Garry was also a man who liked to show off to the camera after a good drink. Here is another photo of him after a hard night on the piss when we went to visit Alan D in Warrington. There were a few photos a LOT worse than that, especially the one with me and the toothbrush. I remember Billy Connolly telling a story about an old drunken man on a bus who insisted that he took a sweetie from him. As soon as the sweetie was in his mouth, the old timer roared “That's been up mah bum!!!”. Well…..It wasn't my toothbrush.

He then moved away from home much to the delight of his dad, as college was the next port of call. For the next 4 years he lived with the likes of Spuggy, Geoff, Pete and Kev, doing the things a student does.
Miss lectures, keep a shit hole of a flat where the carpets soon vanishes below a mountain of chinky cartons, fag ash and beer cans, acquire a huge overdraft, play pool every night, accumulate an absolutely awesome collection of men's literature that would keep even…his younger brother quite happy for the next 20 years or so, (well maybe not). Get pissed every night, then inviting the occupants of Battersy dog home back to the flat at the end of the night, keeping in mind actually introducing them as girlfriends after a week or so. And at the end of the day, somehow manage to scrape through with a degree in the end.

He got a job working in Edinburgh after that; during this time he met our fair princess Susan. Before he met her he was living the life of Riley, but of course all of this changed as soon as he met Susan. His bachelor life style could be summed up in one word, over.

They spent the first few months of their relationship spending almost every moment together. Susan used every minute of this time, to decide whether she could do any better. But of course she couldn't because Garry's the man. In fact he could have had almost anyone he pleased. Unfortunately he just didn't please anyone.

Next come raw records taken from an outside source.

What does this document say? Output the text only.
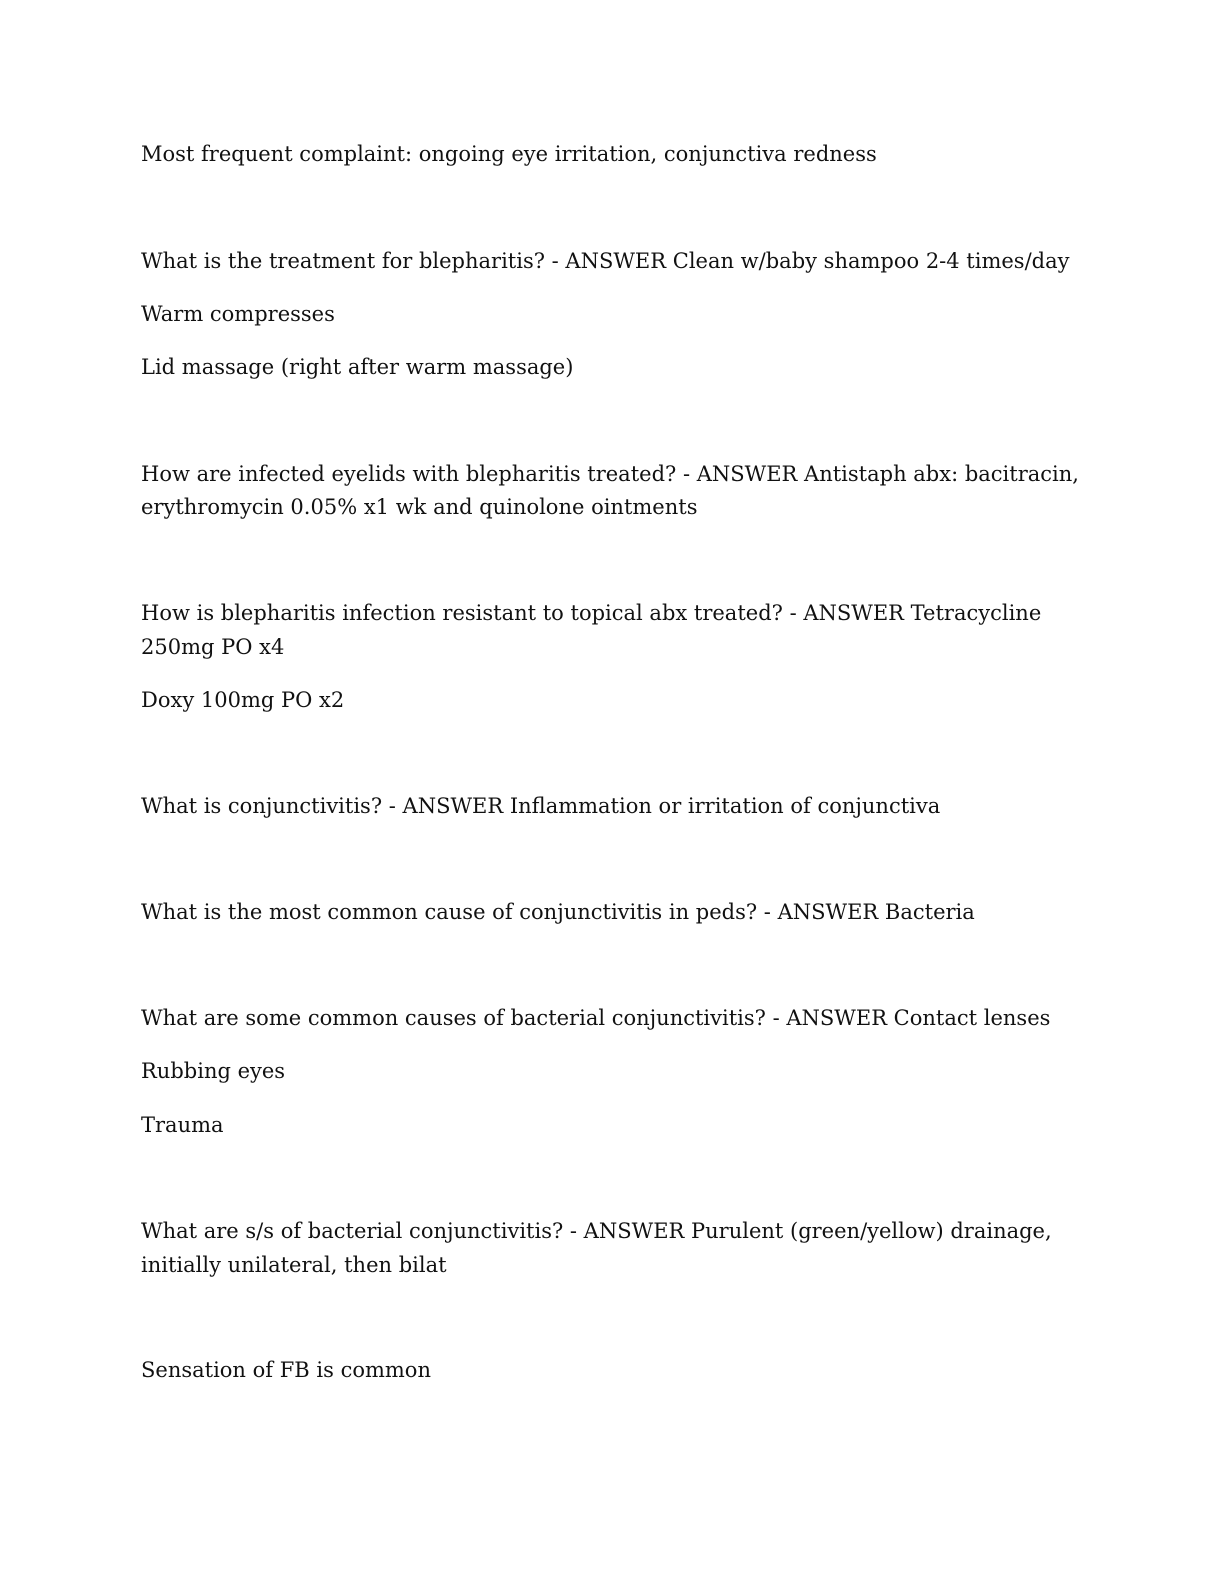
Most frequent complaint: ongoing eye irritation, conjunctiva redness

What is the treatment for blepharitis? - ANSWER Clean w/baby shampoo 2-4 times/day

Warm compresses

Lid massage (right after warm massage)

How are infected eyelids with blepharitis treated? - ANSWER Antistaph abx: bacitracin,

erythromycin 0.05% x1 wk and quinolone ointments

How is blepharitis infection resistant to topical abx treated? - ANSWER Tetracycline

250mg PO x4

Doxy 100mg PO x2

What is conjunctivitis? - ANSWER Inflammation or irritation of conjunctiva

What is the most common cause of conjunctivitis in peds? - ANSWER Bacteria

What are some common causes of bacterial conjunctivitis? - ANSWER Contact lenses

Rubbing eyes

Trauma

What are s/s of bacterial conjunctivitis? - ANSWER Purulent (green/yellow) drainage,

initially unilateral, then bilat

Sensation of FB is common
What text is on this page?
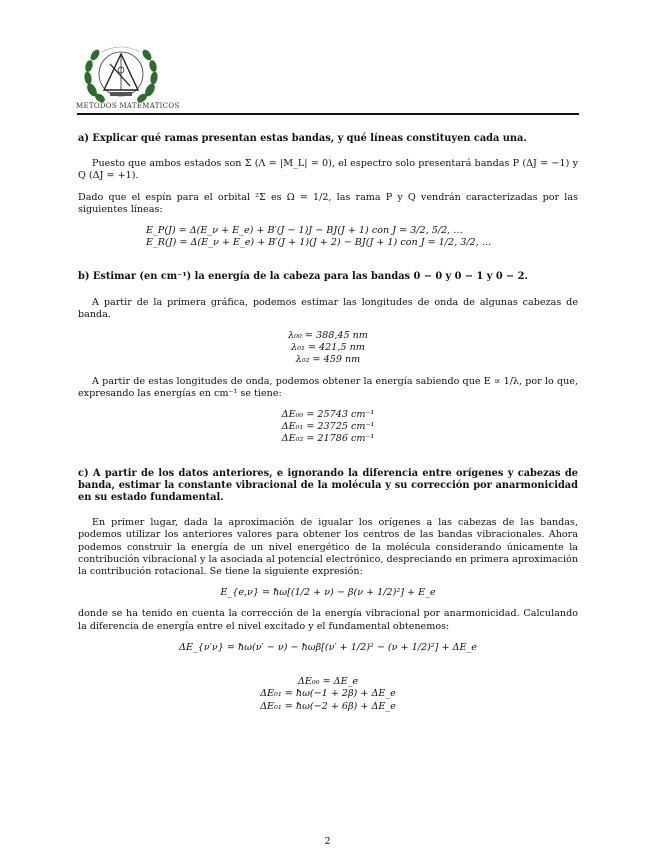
METODOS MATEMATICOS

a) Explicar qué ramas presentan estas bandas, y qué líneas constituyen cada una.

Puesto que ambos estados son Σ (Λ = |M_L| = 0), el espectro solo presentará bandas P (ΔJ = −1) y Q (ΔJ = +1).

Dado que el espín para el orbital ²Σ es Ω = 1/2, las rama P y Q vendrán caracterizadas por las siguientes líneas:

E_P(J) = Δ(E_ν + E_e) + B′(J − 1)J − BJ(J + 1) con J = 3/2, 5/2, …

E_R(J) = Δ(E_ν + E_e) + B′(J + 1)(J + 2) − BJ(J + 1) con J = 1/2, 3/2, …

b) Estimar (en cm⁻¹) la energía de la cabeza para las bandas 0 − 0 y 0 − 1 y 0 − 2.

A partir de la primera gráfica, podemos estimar las longitudes de onda de algunas cabezas de banda.

λ₀₀ = 388,45 nm

λ₀₁ = 421,5 nm

λ₀₂ = 459 nm

A partir de estas longitudes de onda, podemos obtener la energía sabiendo que E ∝ 1/λ, por lo que, expresando las energías en cm⁻¹ se tiene:

ΔE₀₀ = 25743 cm⁻¹

ΔE₀₁ = 23725 cm⁻¹

ΔE₀₂ = 21786 cm⁻¹

c) A partir de los datos anteriores, e ignorando la diferencia entre orígenes y cabezas de banda, estimar la constante vibracional de la molécula y su corrección por anarmonicidad en su estado fundamental.

En primer lugar, dada la aproximación de igualar los orígenes a las cabezas de las bandas, podemos utilizar los anteriores valores para obtener los centros de las bandas vibracionales. Ahora podemos construir la energía de un nivel energético de la molécula considerando únicamente la contribución vibracional y la asociada al potencial electrónico, despreciando en primera aproximación la contribución rotacional. Se tiene la siguiente expresión:

E_{e,ν} = ħω[(1/2 + ν) − β(ν + 1/2)²] + E_e

donde se ha tenido en cuenta la corrección de la energía vibracional por anarmonicidad. Calculando la diferencia de energía entre el nivel excitado y el fundamental obtenemos:

ΔE_{ν′ν} = ħω(ν′ − ν) − ħωβ[(ν′ + 1/2)² − (ν + 1/2)²] + ΔE_e

ΔE₀₀ = ΔE_e

ΔE₀₁ = ħω(−1 + 2β) + ΔE_e

ΔE₀₁ = ħω(−2 + 6β) + ΔE_e

2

Garry then got a job working in the the big city of Chester, and when I heard that Susan was moving down with him, I knew that they would eventually tie the knot. He now has a splendid life down there with some cracking friends, especially the ones that frequent the Cross-Foxes Pub, who are all here today. Garry now plays pool in the local league, well batters the balls around the table in hope that some of them will go in, that's what Neil and Steve tells me anyway. I have visited a couple of times and the hospitality is awesome, some of Garry's pool shots are as well I must admit, but I have grannied him 3 times in my short life so far, enough said I think.

I remember talking to Susan when we were first introduced. She told me that the first time she laid eyes on Garry she thought he was handsome from afar, but earlier she told me that now she thinks he is far from handsome. One of Susan's first observations about Garry was how trim and athletic he looked, as I'm sure you'll agree he still does. (Look around at Garry and laugh). Garry's idea of exercise these days is possibly a brisk walk to the toilet between pints, moving the pool cue back and forwards a few times, or if he's really overdoing it, walk the 100 or so yards down the road from the pub to get a chicken burger.

It's time for me to sit down and shut up now. But please reflect on 2 very important people here today whom we all have the up most respect for. Today would not be possible without them. At some stage of the evening we will all be with them, sharing with them this special day, so could you all please join me in a toast to them…The Bar Staff!!!

Seriously though on a more sincere note I would just like to take this opportunity to say, and I'm sure you will all agree with me that Garry and Susan make a very lovely couple. I wish you all the best in this new chapter of your lives, so ladies and gentlemen will you please raise your glasses and join me in a toast, to the new Mr. and Mrs. Millar. May your wedding days be few and your anniversaries many.